One partner said, “As a supplier we have to be global now too. We used to geek out with our customers about the technology. Now we get excited about where we are importers of record.”
Another partner talked about opportunities in China. “China has focused on the application of AI (versus the theory of it in Western countries). The industrialization of AI in China gives us the opportunity to enable international companies in our Chinese data centers to leapfrog and push innovation that is highly accepted by the government there.” That is one reason, he said, why two of the three big tech companies are actively representing U.S. interests in the ongoing trade negotiations with China.
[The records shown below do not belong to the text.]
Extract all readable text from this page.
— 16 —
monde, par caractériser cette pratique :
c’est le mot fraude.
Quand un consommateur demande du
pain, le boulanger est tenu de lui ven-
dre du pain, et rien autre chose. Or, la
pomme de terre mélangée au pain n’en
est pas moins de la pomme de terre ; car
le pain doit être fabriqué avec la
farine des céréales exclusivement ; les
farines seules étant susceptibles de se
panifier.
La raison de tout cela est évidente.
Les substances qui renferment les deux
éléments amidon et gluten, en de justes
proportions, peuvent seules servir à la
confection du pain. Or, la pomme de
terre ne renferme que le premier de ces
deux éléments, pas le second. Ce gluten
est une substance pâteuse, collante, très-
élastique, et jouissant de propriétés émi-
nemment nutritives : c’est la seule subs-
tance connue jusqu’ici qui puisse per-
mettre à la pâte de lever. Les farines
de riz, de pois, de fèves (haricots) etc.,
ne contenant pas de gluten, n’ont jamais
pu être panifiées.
One partner talked about regulation in the context of sustainability. “For example, there are new air quality permitting requirements in Santa Clara and Ashburn. If we’re growing even 10x it’s going to be a problem. In Europe refrigerants are getting regulated.” He wondered, “Is innovation going to be able to keep up with the regulation?”
Another member talked about global regulatory risk in a different context, citing “poorly drafted regulation out of Brussels.” He said “the IT community is looking at it from a different angle but the impact on the data center industry could be huge. The digital infrastructure industry has to raise its head above the parapet. We can’t stop this stuff but we can and need to influence it.”
One partner said, “Countries are looking at data sovereignty as a cash cow.” Because if a country imposes data sovereignty requirements, the thinking goes, then cloud service providers, credit card companies, data centers, etc. have to locate there. “We look at this together and say we will need infrastructure in those locations.”
Another partner cautioned against a passive response to such regulation. “Instead of letting sovereign countries tell us how to do business we should approach them with recommendations” for win-win regulations, he said.